I went to get the lab results from my blood test that I had taken a week before leaving for Gencon. Overall I guess things are fairly good, all things considered. The topline result is that kidney function seems to actually be holding steady, which is sort of a surprise. My last set of blood tests 3 months ago had readings of 3.3 and 3.2, and honestly, I had sort of expected the slow and steady decline in function to continue, and that was if I was lucky. If I was unlucky, I figured the decline would be more precipitous. The creatinine was 3.1 this time around, a slight decrease. Considering the amount of variability and error involved, it's very unlikely that things have actually improved, but simply holding steady is more than I expected. It basically translates to a GFR, or percent kidney function remaining of 23% or so. I also had another blood draw done in anticipation of an appointment with the nephrologist next week and we'll see if those numbers match up. I can't help but wonder if a loosening up of the diet while at gencon had any effect pro or con on kidney function.
I know it's probably pointless to try to anticipate what the future holds in situations like this but I can't help but trying to run the math. Before this latest result, the kidneys were declining at a rate which put me into official kidney failure, 15%, after around 2 years. A person can survive past that point even without dialysis until they get to the single digits when the poisons start to accumulate and it'll be either dialysis or death. Considering that the average wait for a transplant in NJ is 5-7 years, this was always going to be a sort of iffy proposition from a purely mathematical standpoint. I guess all I can do is hope that this current result wasn't an outlier and maybe things have actually stabilized.
As for everything else, things were generally pretty good though a whole bunch of things were out of range. I'm getting more anemic, likely due to the decrease in kidney function over time. The kidneys produce a hormone called EPO, which stimulates blood production in your bone marrow. Damaged kidneys means less EPO and thus less blood. I haven't actually noticed any negative effects whereas in the past when I was anemic I would feel more tired, easily winded, and lethargic. I can only imagine that the weight loss has made a difference in the opposite direction.
My A1C is down to 5.1, which I think might be the lowest it's ever been...at least in recent memory. It's even out of the pre-diabetic range which is nice to see. My cholesterol has also plummeted down to 130 from around 200ish during the last blood test.
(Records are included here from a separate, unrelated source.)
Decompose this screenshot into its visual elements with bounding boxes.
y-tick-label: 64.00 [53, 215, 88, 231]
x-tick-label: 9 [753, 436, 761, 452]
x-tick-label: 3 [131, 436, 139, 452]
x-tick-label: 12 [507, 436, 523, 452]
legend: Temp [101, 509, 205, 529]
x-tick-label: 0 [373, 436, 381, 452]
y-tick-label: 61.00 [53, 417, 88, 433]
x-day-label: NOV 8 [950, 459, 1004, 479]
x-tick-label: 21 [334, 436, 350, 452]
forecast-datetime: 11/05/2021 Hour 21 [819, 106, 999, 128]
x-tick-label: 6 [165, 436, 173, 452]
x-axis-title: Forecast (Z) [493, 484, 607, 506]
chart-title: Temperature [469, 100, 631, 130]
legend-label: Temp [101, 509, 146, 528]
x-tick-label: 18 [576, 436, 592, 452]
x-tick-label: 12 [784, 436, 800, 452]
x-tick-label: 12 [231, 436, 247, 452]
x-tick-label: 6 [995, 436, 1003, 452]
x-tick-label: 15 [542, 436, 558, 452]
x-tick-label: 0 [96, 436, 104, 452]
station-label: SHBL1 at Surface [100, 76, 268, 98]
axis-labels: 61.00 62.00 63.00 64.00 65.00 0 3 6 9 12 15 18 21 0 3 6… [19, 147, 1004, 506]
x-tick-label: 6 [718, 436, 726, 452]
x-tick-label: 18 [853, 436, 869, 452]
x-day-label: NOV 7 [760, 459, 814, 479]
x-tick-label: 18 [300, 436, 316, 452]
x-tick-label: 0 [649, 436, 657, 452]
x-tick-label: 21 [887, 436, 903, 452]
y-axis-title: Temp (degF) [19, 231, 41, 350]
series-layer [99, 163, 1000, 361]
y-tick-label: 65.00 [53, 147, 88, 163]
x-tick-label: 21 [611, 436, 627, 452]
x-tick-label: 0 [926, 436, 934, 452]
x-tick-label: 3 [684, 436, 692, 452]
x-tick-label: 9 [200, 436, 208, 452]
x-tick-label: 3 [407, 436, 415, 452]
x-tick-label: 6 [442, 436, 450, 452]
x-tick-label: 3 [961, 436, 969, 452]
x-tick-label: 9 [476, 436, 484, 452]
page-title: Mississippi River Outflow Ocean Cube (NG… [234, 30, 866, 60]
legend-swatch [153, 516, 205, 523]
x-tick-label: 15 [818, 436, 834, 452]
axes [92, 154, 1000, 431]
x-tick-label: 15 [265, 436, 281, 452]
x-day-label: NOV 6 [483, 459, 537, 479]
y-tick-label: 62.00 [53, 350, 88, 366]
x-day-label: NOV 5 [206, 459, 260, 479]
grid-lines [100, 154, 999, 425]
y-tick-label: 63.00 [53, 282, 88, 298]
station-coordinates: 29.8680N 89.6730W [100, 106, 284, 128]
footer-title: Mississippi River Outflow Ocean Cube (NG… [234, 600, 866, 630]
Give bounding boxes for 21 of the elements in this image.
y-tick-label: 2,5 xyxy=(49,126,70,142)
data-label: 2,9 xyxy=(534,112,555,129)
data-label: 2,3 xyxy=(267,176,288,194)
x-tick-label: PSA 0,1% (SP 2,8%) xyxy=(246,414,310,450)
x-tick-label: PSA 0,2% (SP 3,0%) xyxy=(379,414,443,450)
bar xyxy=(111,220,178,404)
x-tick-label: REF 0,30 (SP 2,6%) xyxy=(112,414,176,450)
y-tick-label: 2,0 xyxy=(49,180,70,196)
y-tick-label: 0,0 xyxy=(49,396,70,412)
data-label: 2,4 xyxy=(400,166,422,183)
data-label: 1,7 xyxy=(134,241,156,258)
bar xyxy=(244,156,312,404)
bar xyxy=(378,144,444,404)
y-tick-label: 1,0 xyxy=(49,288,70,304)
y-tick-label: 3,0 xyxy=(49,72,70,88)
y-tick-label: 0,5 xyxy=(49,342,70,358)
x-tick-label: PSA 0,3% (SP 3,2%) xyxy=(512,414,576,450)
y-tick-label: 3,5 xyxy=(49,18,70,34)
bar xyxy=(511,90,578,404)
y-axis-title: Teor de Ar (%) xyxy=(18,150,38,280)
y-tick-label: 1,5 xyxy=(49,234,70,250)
Things are generally going well enough that the only medication I'm taking now is some vitamin D tablets, the sodium bicarbonate tablets to help preserve kidney function, and the potassium binders. No more blood pressure medications or cholesterol meds or anything of that sort. It's just as well since my doctor is pretty sure it's the medication that caused all this kidney damage in the first place. If I had paid more attention I wouldn't have taken the cyclosporin for as long as I did and all those surgeries with the huge doses of vancomycin probably didn't help either.
The kidney damage is causing other problems in addition to the anemia like elevated levels of potassium and uric acid but neither is dangerously high for now. All I can do now that there's a hole in the boat is bail water and hope that the hole doesn't get any larger.